I/O Integrated Runtime Concept #3070

djspiewak · 2022-07-02T22:23:04Z

djspiewak
Jul 2, 2022
Maintainer

Okay, so this is kind of a grander and crazier concept, but there's some evidence to suggest it could result in some fairly significant performance benefits, particularly for I/O-bound applications with high RPS, and particularly in tail latencies. See this paper for some empirical justification for this line of work.

Introduction

The present state of the art on the JVM as it relates to asynchronous I/O itself is the approach that Netty and NIO2 take: a separate thread pool (or pools, in Netty's case) which manage the worker threads. The workers in turn are responsible for calling the platform-specific polling function, which is usually one of epoll, kqueue, select, or io_uring.

These functions, implemented by the OS kernel, are the fundamental primitive unit of asynchronous I/O. On a mechanical level, the way that they work is by reading from a process-specific circular buffer within the kernel. This circular buffer contains I/O events for all continuations within that process (filtered at read by some selector, in the case of a few of these functions). The worker thread receives these events and then reassociates them in user-space with the callbacks that were registered for each one individually, then invokes those callbacks, which in turn resumes the fibers corresponding to each one (i.e. completing the async). These functions all have tunable behavior in the event that the kernel circular buffer is empty: they can either return immediately with an empty set of events, or they can block the thread until events are available, or until some timeout is reached.

At face value, it does seem relatively reasonable to devote a separate worker thread or threads to this problem. It ultimately reduces to a blocking I/O operation which multiplexes many distinct operations within a single call, and as we all know, blocking on compute threads is very bad. So in frameworks like Netty and NIO2, these worker threads are responsible for handling the blocking and then immediately shunting work back onto the compute pool by invoking the registered callbacks. Seems like a totally reasonable arrangement, right?

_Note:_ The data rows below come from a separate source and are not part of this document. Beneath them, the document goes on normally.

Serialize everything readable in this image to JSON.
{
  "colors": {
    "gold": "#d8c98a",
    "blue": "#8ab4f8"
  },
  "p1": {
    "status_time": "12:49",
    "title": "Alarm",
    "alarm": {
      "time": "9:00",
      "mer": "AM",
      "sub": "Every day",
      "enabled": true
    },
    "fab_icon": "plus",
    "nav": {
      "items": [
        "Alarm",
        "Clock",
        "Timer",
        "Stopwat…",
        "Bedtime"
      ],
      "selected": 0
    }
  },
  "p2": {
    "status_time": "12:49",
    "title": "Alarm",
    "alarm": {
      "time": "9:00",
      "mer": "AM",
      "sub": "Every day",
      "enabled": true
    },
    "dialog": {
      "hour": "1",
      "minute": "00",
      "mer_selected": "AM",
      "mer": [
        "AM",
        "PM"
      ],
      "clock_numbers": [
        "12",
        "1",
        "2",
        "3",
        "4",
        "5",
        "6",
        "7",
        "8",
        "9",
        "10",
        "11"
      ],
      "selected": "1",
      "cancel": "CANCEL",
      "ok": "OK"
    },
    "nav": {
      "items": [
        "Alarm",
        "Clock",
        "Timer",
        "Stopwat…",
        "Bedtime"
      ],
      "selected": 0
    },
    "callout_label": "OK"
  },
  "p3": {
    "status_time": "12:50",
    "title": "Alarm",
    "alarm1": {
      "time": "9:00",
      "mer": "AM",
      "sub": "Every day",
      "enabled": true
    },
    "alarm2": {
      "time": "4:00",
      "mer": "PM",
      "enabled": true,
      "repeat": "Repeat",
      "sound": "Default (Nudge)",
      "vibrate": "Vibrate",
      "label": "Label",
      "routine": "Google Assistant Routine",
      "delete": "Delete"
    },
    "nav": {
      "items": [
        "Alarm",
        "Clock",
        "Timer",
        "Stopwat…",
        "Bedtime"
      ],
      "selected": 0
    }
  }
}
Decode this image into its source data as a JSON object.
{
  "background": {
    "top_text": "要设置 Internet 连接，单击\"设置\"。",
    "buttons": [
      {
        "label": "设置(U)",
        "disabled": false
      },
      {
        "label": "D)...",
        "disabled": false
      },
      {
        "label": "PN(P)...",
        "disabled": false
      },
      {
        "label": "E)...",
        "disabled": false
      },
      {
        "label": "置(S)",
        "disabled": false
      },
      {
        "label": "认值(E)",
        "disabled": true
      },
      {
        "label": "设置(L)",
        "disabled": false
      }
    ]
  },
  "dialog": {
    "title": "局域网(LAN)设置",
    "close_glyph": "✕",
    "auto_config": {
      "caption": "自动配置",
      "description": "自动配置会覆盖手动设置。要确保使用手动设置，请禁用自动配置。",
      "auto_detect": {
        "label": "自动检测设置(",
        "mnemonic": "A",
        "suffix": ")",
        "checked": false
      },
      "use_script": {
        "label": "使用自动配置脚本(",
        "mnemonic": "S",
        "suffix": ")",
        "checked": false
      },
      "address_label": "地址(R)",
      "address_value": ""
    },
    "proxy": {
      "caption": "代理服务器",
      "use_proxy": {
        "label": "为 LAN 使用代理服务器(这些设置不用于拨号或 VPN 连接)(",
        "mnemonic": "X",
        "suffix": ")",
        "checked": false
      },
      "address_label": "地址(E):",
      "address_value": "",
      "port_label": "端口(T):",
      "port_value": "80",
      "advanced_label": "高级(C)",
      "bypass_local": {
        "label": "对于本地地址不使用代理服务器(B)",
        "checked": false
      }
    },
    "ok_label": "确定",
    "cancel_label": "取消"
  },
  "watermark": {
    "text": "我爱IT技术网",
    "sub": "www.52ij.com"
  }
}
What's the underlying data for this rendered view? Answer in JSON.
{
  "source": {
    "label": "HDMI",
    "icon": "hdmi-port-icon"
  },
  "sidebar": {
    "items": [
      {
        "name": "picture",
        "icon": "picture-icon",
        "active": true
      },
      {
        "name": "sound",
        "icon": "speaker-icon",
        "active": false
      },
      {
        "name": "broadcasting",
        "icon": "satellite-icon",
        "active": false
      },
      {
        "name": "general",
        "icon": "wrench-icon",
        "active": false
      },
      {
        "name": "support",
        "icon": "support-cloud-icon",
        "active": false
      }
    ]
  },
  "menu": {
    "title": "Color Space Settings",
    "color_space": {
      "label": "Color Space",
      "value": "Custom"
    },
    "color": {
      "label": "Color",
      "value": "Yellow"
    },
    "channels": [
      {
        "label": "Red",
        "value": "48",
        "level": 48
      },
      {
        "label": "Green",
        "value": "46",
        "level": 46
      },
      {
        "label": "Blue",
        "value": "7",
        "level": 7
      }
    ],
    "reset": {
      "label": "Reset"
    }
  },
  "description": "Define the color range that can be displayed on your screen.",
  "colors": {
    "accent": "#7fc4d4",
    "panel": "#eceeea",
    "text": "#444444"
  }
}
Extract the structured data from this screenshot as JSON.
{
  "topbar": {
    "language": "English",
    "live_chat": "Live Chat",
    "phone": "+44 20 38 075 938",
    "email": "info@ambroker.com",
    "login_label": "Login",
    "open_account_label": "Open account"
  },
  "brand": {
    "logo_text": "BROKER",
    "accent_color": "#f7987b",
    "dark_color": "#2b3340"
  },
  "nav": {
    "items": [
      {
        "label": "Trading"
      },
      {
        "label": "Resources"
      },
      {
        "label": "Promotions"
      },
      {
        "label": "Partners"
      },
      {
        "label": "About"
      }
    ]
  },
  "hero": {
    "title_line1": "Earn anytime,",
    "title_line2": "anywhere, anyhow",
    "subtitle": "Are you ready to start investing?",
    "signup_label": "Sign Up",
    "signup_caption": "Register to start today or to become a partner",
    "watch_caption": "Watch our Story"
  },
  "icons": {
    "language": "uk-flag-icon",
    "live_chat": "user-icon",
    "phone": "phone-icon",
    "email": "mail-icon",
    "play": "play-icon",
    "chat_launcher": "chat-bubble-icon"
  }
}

As a minor digression, it's worth pointing out that this is exactly the same as the way that IO.sleep is implemented. Namely, there is a separate scheduler thread which just loops on Thread.sleep (well, technically Unsafe.parkNanos), sleeping for the minimum delay across all registered timers, then dispatching all relevant timers every time it wakes. When it dispatches these timers, it simply completes callbacks which transfer control flow back to the compute pool.

The problem with this paradigm is these event dispatch threads are not free. In fact, if you have a particularly active I/O bus (as in a service which is operating at high RPS), the worker thread will spend relatively little time actually blocking since the polling syscall will almost always return some events which must be dispatched, which in turn means that these dispatch threads need time on the physical CPU, which in turn evicts threads which are managing actual compute, causing page faults and resource contention.

The generally accepted solution to this problem at present is to restrict the event dispatcher threads to a very small number (often just one), and then shrink the compute pool by the same number to "make space" for the event dispatchers on the underlying hardware. Thus, if you have n physical threads and you need k event dispatchers (including both asynchronous I/O workers and timer managers), then you only have n - k compute threads.

Additionally, you have to pay context switch penalties every time you cross an I/O or timer (e.g. sleep) barrier. A fiber which begins on carrier thread A and suspends (using async) waiting for an I/O event will be awakened by the event dispatcher thread, which will invoke the callback, which will go onto the external queue of the runtime, and then can be picked up by thread B, which must then page the fiber working set into its physical cache. All of this round-trips through the kernel scheduler and pays the corresponding synchronization and contention penalties.

To make matters worse, this kind of situation isn't an absolute. The downsizing of the compute pool to n - k workers is required only when the event dispatch threads are fully active and never blocking, corresponding to a situation where I/O events are happening with a frequency which matches the processing rate of the thread itself. This certainly happens in extremely high RPS services, but it is far from a given, and even extremely high scale systems tend to have relative spikes and lulls in traffic. Additionally, some applications are more compute or memory bound, or bound by blocking I/O (usually block filesystems), which can result in indirect throttling of asynchronous activity, in turn reducing the both the necessity and the effectiveness of downsizing the compute pool.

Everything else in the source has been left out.